Colombo (AsiaNews) - In the last 40 years, the governments of Sri Lanka have used forced disappearances as a tool to suppress dissent and combat the internal armed conflict. This is the charge that the Network for Rights (NFR), a network of human rights activists and journalists launch today on the second International Day for the victims of enforced disappearances. From the riots of young Marxists in the early 70s to 30 years of civil war, hundreds of families (Tamil and Sinhalese) have lost all trace of their loved ones, nor has it ever been possible to ascertain the exact number of missing persons. The International Day for the victims of enforced disappearances was created by the United Nations 30 August 2010.
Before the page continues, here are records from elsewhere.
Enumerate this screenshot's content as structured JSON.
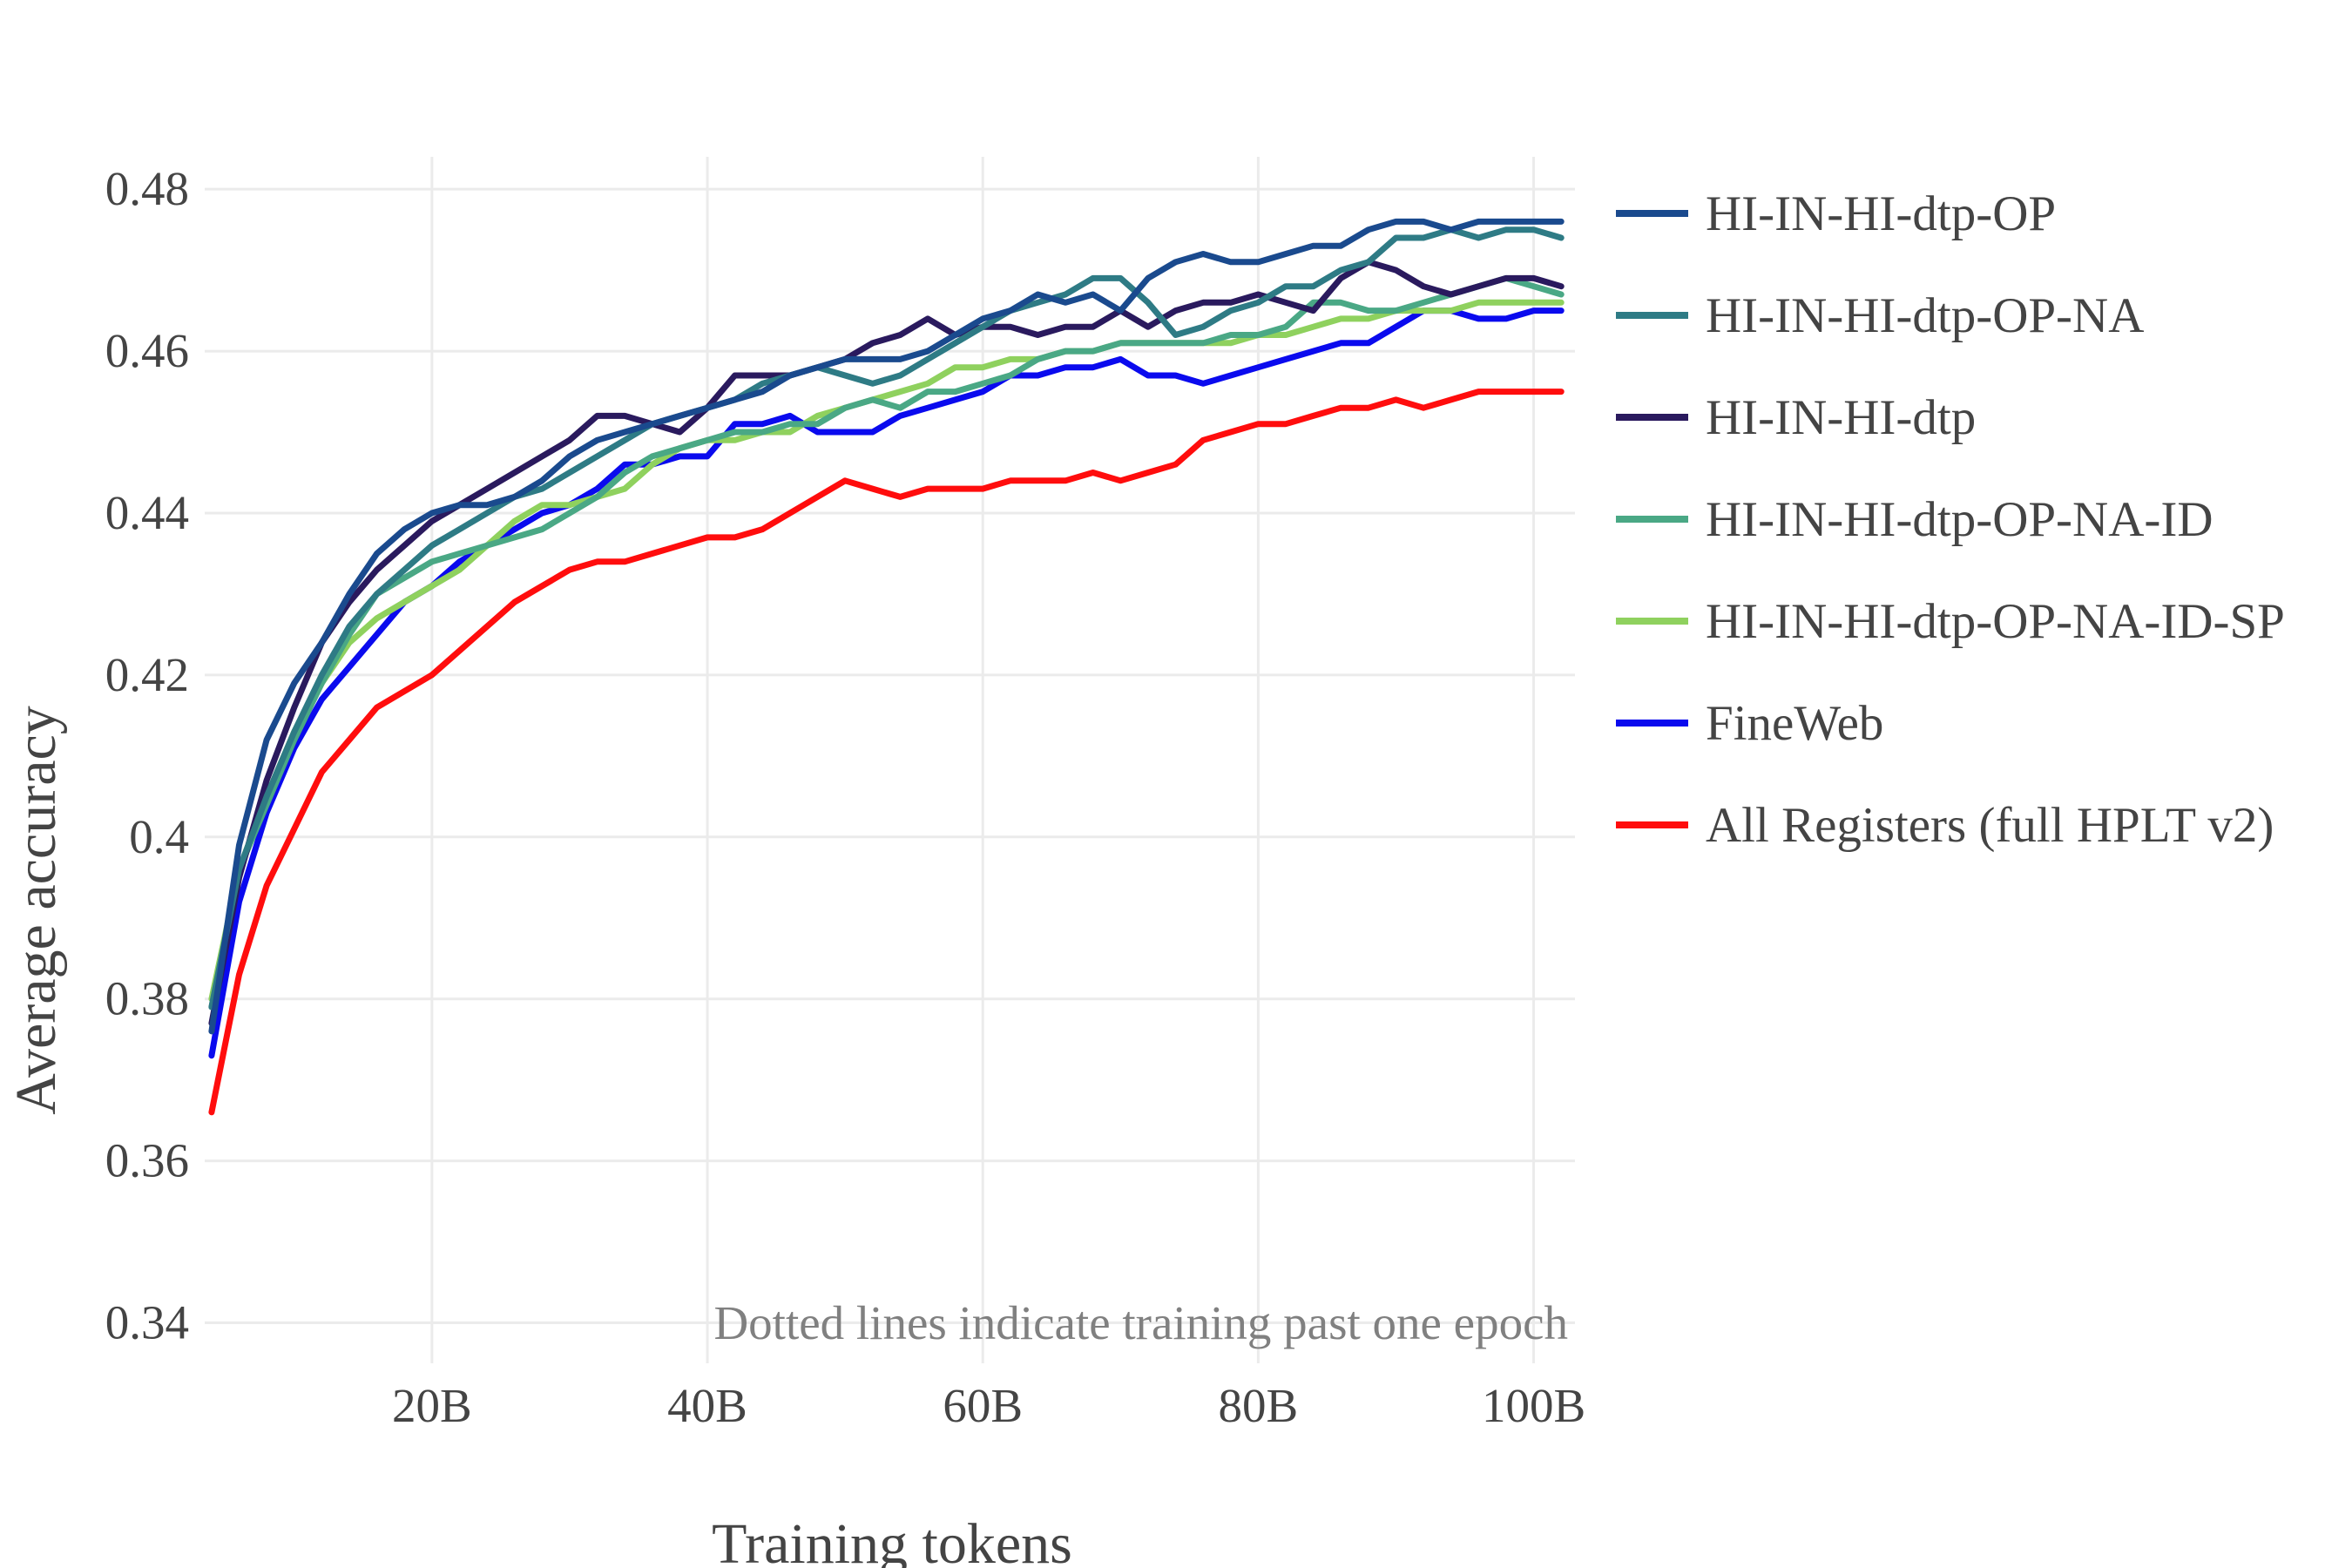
{
  "chart_data": {
    "type": "line",
    "xlabel": "Training tokens",
    "ylabel": "Average accuracy",
    "xlim": [
      3.5,
      103
    ],
    "ylim": [
      0.335,
      0.484
    ],
    "x_ticks": [
      20,
      40,
      60,
      80,
      100
    ],
    "x_tick_labels": [
      "20B",
      "40B",
      "60B",
      "80B",
      "100B"
    ],
    "y_ticks": [
      0.34,
      0.36,
      0.38,
      0.4,
      0.42,
      0.44,
      0.46,
      0.48
    ],
    "y_tick_labels": [
      "0.34",
      "0.36",
      "0.38",
      "0.4",
      "0.42",
      "0.44",
      "0.46",
      "0.48"
    ],
    "grid": true,
    "legend_position": "right",
    "annotation": "Dotted lines indicate training past one epoch",
    "x": [
      4,
      6,
      8,
      10,
      12,
      14,
      16,
      18,
      20,
      22,
      24,
      26,
      28,
      30,
      32,
      34,
      36,
      38,
      40,
      42,
      44,
      46,
      48,
      50,
      52,
      54,
      56,
      58,
      60,
      62,
      64,
      66,
      68,
      70,
      72,
      74,
      76,
      78,
      80,
      82,
      84,
      86,
      88,
      90,
      92,
      94,
      96,
      98,
      100,
      102
    ],
    "series": [
      {
        "name": "HI-IN-HI-dtp-OP",
        "color": "#1a4a8e",
        "values": [
          0.376,
          0.399,
          0.412,
          0.419,
          0.424,
          0.43,
          0.435,
          0.438,
          0.44,
          0.441,
          0.441,
          0.442,
          0.444,
          0.447,
          0.449,
          0.45,
          0.451,
          0.452,
          0.453,
          0.454,
          0.455,
          0.457,
          0.458,
          0.459,
          0.459,
          0.459,
          0.46,
          0.462,
          0.464,
          0.465,
          0.467,
          0.466,
          0.467,
          0.465,
          0.469,
          0.471,
          0.472,
          0.471,
          0.471,
          0.472,
          0.473,
          0.473,
          0.475,
          0.476,
          0.476,
          0.475,
          0.476,
          0.476,
          0.476,
          0.476
        ]
      },
      {
        "name": "HI-IN-HI-dtp-OP-NA",
        "color": "#2e7b85",
        "values": [
          0.379,
          0.396,
          0.405,
          0.413,
          0.42,
          0.426,
          0.43,
          0.433,
          0.436,
          0.438,
          0.44,
          0.442,
          0.443,
          0.445,
          0.447,
          0.449,
          0.451,
          0.452,
          0.453,
          0.454,
          0.456,
          0.457,
          0.458,
          0.457,
          0.456,
          0.457,
          0.459,
          0.461,
          0.463,
          0.465,
          0.466,
          0.467,
          0.469,
          0.469,
          0.466,
          0.462,
          0.463,
          0.465,
          0.466,
          0.468,
          0.468,
          0.47,
          0.471,
          0.474,
          0.474,
          0.475,
          0.474,
          0.475,
          0.475,
          0.474
        ]
      },
      {
        "name": "HI-IN-HI-dtp",
        "color": "#2a1a5e",
        "values": [
          0.377,
          0.395,
          0.407,
          0.416,
          0.424,
          0.429,
          0.433,
          0.436,
          0.439,
          0.441,
          0.443,
          0.445,
          0.447,
          0.449,
          0.452,
          0.452,
          0.451,
          0.45,
          0.453,
          0.457,
          0.457,
          0.457,
          0.458,
          0.459,
          0.461,
          0.462,
          0.464,
          0.462,
          0.463,
          0.463,
          0.462,
          0.463,
          0.463,
          0.465,
          0.463,
          0.465,
          0.466,
          0.466,
          0.467,
          0.466,
          0.465,
          0.469,
          0.471,
          0.47,
          0.468,
          0.467,
          0.468,
          0.469,
          0.469,
          0.468
        ]
      },
      {
        "name": "HI-IN-HI-dtp-OP-NA-ID",
        "color": "#4aa885",
        "values": [
          0.379,
          0.396,
          0.404,
          0.412,
          0.419,
          0.425,
          0.43,
          0.432,
          0.434,
          0.435,
          0.436,
          0.437,
          0.438,
          0.44,
          0.442,
          0.445,
          0.447,
          0.448,
          0.449,
          0.45,
          0.45,
          0.451,
          0.451,
          0.453,
          0.454,
          0.453,
          0.455,
          0.455,
          0.456,
          0.457,
          0.459,
          0.46,
          0.46,
          0.461,
          0.461,
          0.461,
          0.461,
          0.462,
          0.462,
          0.463,
          0.466,
          0.466,
          0.465,
          0.465,
          0.466,
          0.467,
          0.468,
          0.469,
          0.468,
          0.467
        ]
      },
      {
        "name": "HI-IN-HI-dtp-OP-NA-ID-SP",
        "color": "#8fd15e",
        "values": [
          0.38,
          0.396,
          0.405,
          0.413,
          0.419,
          0.424,
          0.427,
          0.429,
          0.431,
          0.433,
          0.436,
          0.439,
          0.441,
          0.441,
          0.442,
          0.443,
          0.446,
          0.448,
          0.449,
          0.449,
          0.45,
          0.45,
          0.452,
          0.453,
          0.454,
          0.455,
          0.456,
          0.458,
          0.458,
          0.459,
          0.459,
          0.46,
          0.46,
          0.461,
          0.461,
          0.461,
          0.461,
          0.461,
          0.462,
          0.462,
          0.463,
          0.464,
          0.464,
          0.465,
          0.465,
          0.465,
          0.466,
          0.466,
          0.466,
          0.466
        ]
      },
      {
        "name": "FineWeb",
        "color": "#0a0aee",
        "values": [
          0.373,
          0.392,
          0.403,
          0.411,
          0.417,
          0.421,
          0.425,
          0.429,
          0.431,
          0.434,
          0.436,
          0.438,
          0.44,
          0.441,
          0.443,
          0.446,
          0.446,
          0.447,
          0.447,
          0.451,
          0.451,
          0.452,
          0.45,
          0.45,
          0.45,
          0.452,
          0.453,
          0.454,
          0.455,
          0.457,
          0.457,
          0.458,
          0.458,
          0.459,
          0.457,
          0.457,
          0.456,
          0.457,
          0.458,
          0.459,
          0.46,
          0.461,
          0.461,
          0.463,
          0.465,
          0.465,
          0.464,
          0.464,
          0.465,
          0.465
        ]
      },
      {
        "name": "All Registers (full HPLT v2)",
        "color": "#ff0d0d",
        "values": [
          0.366,
          0.383,
          0.394,
          0.401,
          0.408,
          0.412,
          0.416,
          0.418,
          0.42,
          0.423,
          0.426,
          0.429,
          0.431,
          0.433,
          0.434,
          0.434,
          0.435,
          0.436,
          0.437,
          0.437,
          0.438,
          0.44,
          0.442,
          0.444,
          0.443,
          0.442,
          0.443,
          0.443,
          0.443,
          0.444,
          0.444,
          0.444,
          0.445,
          0.444,
          0.445,
          0.446,
          0.449,
          0.45,
          0.451,
          0.451,
          0.452,
          0.453,
          0.453,
          0.454,
          0.453,
          0.454,
          0.455,
          0.455,
          0.455,
          0.455
        ]
      }
    ]
  }
}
The NFR recalls the revolt of the young Marxists (1971) and the subsequent uprising (1987-1989) as the first few episodes in which the government in Sri Lanka started using forced disappearances as a real weapon. "In 1971 - said the NFR - an unknown number of young Sinhalese were arrested and killed. Hundreds were burned, and their bodies disposed of without following any procedure. Between 1988 and 1989, again thousands of young Sinhalese were kidnapped and killed in summary executions. "

Then came the civil war between the armed forces and the Tamil Tigers, which for almost 30 years bloodied the north and east of the island. "Up to now, the country has witnessed the indiscriminate disappearance of Tamil youths, accused of belonging to rebel groups. During the last months of the war [in May 2009], the army took into custody hundreds, if not thousands of people who then disappeared: militants and civilians, prisoners and people who had surrendered by their own will, who disappeared into thin air. "

Between 1994 and 1998, the authorities have created four different commissions of inquiry to investigate these disappearances; identify potential perpetrators; take the necessary measures. Each of them has published a report, but none were ever followed by any government action.

"The work done recently - adds the NFR - by the Lessons Learnt and Reconciliation Commission [LLRC, a commission set up by President Rajapaksa to investigate the final stages of the ethnic conflict, ed] has also picked up on this issue. Yet, the executive does not and has not done anything about it, and the perpetrators have never been prosecuted. " This attitude, together with the reluctance to ratify the UN Convention on missing persons, for the NFR, "shows that enforced disappearance is a deeply rooted crime, to which the State does not want to give up."